Bulk
carriers are set to bear the brunt of the cutbacks with fifty vessels set to be
removed from its fleet by March 2014.
MOL
said it will be looking to cut around twenty tankers from its operation, while
containerships look to have escaped any cutbacks.
Ships
being targeted are those on spot or short-term fixtures, while those on
long-term charters or COAs look to have escaped unscathed.
The
move is likely to send shockwaves through a shipping industry that was just beginning
to see the glimmers of a fragile recovery.
It
also comes hard on the heels of profit warnings from Chinese giant
Cosco, which last week warned investors it faced a potential $1.5bn loss for
2012.
MOL
says it wants to sell, scrap or return ships and cancel charter contracts in a
bid to reduce its free tonnage from 250 to 180 ships.
The
company also revealed that it plans to transfer sales activities, chartering
and ship operations for about 130 bulkers from Tokyo to Singapore.
MOL
has already moved a number of its activities, mainly tanker-related to the Lion
Republic over the past six or seven years.
In
2006 it established crude tanker operation Phoenix Tankers, which was followed
by a VLCC spot operation the following year.

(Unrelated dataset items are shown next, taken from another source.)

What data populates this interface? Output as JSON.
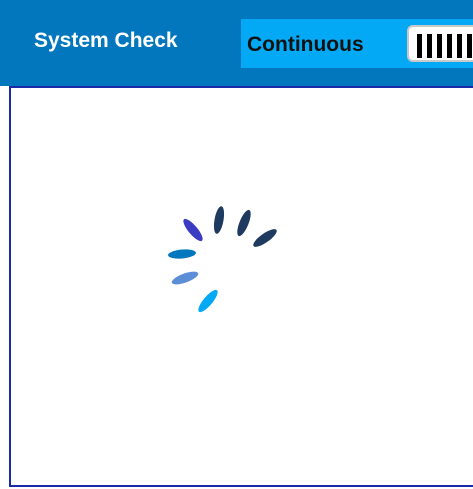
{
  "header": {
    "title": "System Check",
    "mode_label": "Continuous",
    "colors": {
      "header_bg": "#0277bd",
      "toggle_bg": "#03a9f4",
      "content_border": "#1a2aa8"
    }
  },
  "bars_button": {
    "icon": "bars-icon"
  },
  "spinner": {
    "icon": "loading-spinner-icon",
    "colors": [
      "#1e3a5f",
      "#1e3a5f",
      "#1e3a5f",
      "#3b3bc4",
      "#0277bd",
      "#5b8ed6",
      "#03a9f4"
    ]
  }
}
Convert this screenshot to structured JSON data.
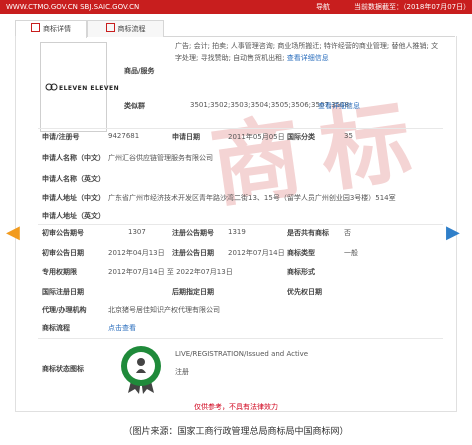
{
  "topbar": {
    "url": "WWW.CTMO.GOV.CN SBJ.SAIC.GOV.CN",
    "right_1": "导航",
    "right_2": "当前数据截至：（2018年07月07日）"
  },
  "tabs": [
    {
      "label": "商标详情",
      "active": true
    },
    {
      "label": "商标流程",
      "active": false
    }
  ],
  "logo": {
    "text": "ELEVEN ELEVEN"
  },
  "goods": {
    "label": "商品/服务",
    "value": "广告; 会计; 拍卖; 人事管理咨询; 商业场所搬迁; 特许经营的商业管理; 替他人推销; 文字处理; 寻找赞助; 自动售货机出租;",
    "more": "查看详细信息"
  },
  "similar": {
    "label": "类似群",
    "value": "3501;3502;3503;3504;3505;3506;3507;3508;",
    "more": "查看详细信息"
  },
  "reg_no": {
    "label": "申请/注册号",
    "value": "9427681"
  },
  "apply_date": {
    "label": "申请日期",
    "value": "2011年05月05日"
  },
  "intl_class": {
    "label": "国际分类",
    "value": "35"
  },
  "applicant_cn": {
    "label": "申请人名称（中文）",
    "value": "广州汇谷供应链管理服务有限公司"
  },
  "applicant_en": {
    "label": "申请人名称（英文）",
    "value": ""
  },
  "address_cn": {
    "label": "申请人地址（中文）",
    "value": "广东省广州市经济技术开发区青年路沙湾二街13、15号（留学人员广州创业园3号楼）514室"
  },
  "address_en": {
    "label": "申请人地址（英文）",
    "value": ""
  },
  "prelim_no": {
    "label": "初审公告期号",
    "value": "1307"
  },
  "reg_pub_no": {
    "label": "注册公告期号",
    "value": "1319"
  },
  "shared": {
    "label": "是否共有商标",
    "value": "否"
  },
  "prelim_date": {
    "label": "初审公告日期",
    "value": "2012年04月13日"
  },
  "reg_pub_date": {
    "label": "注册公告日期",
    "value": "2012年07月14日"
  },
  "type": {
    "label": "商标类型",
    "value": "一般"
  },
  "exclusive": {
    "label": "专用权期限",
    "value": "2012年07月14日 至 2022年07月13日"
  },
  "form": {
    "label": "商标形式",
    "value": ""
  },
  "intl_reg_date": {
    "label": "国际注册日期",
    "value": ""
  },
  "later_date": {
    "label": "后期指定日期",
    "value": ""
  },
  "priority": {
    "label": "优先权日期",
    "value": ""
  },
  "agent": {
    "label": "代理/办理机构",
    "value": "北京猪号居佳知识产权代理有限公司"
  },
  "process": {
    "label": "商标流程",
    "value": "点击查看"
  },
  "status": {
    "label": "商标状态图标",
    "value_en": "LIVE/REGISTRATION/Issued and Active",
    "value_cn": "注册"
  },
  "disclaimer": "仅供参考，不具有法律效力",
  "caption": "（图片来源：国家工商行政管理总局商标局中国商标网）",
  "colors": {
    "brand_red": "#c81e1e",
    "link_blue": "#2a6ebd",
    "badge_green": "#1f8a3a"
  }
}
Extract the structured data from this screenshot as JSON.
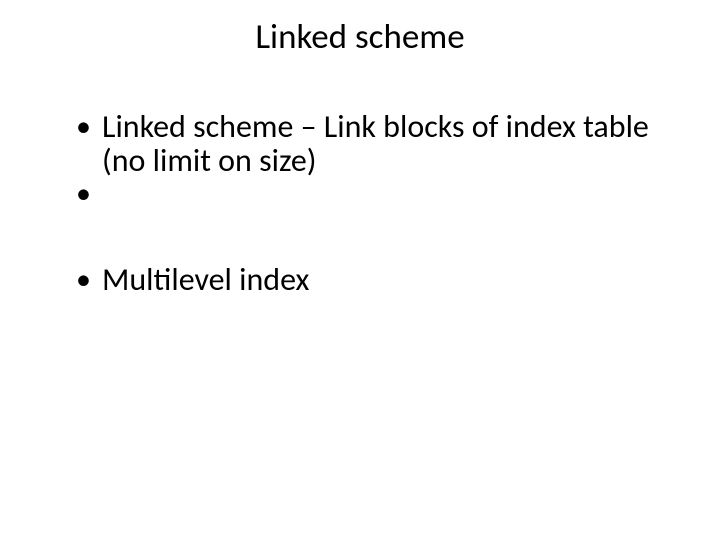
{
  "slide": {
    "title": "Linked scheme",
    "bullets": [
      "Linked scheme – Link blocks of index table (no limit on size)",
      "Multilevel index"
    ]
  }
}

Since then it has transferred LR1 and LPG and
chemical tanker activities to Singapore and last set up of the Nova VLCC pool
with AP Moller Maersk.
However,
MOL was keen to emphasis that its Tokyo office will “continue to play the major
role in business and ship operations of vessels on mid- and long-term contracts
with Japanese corporate customers”.
Despite the cutbacks MOL will still boast a substantial fleet including some 400 dry cargo vessels, 200 tankers, 69 LNG carriers, 130 car carriers and over 110 containerships.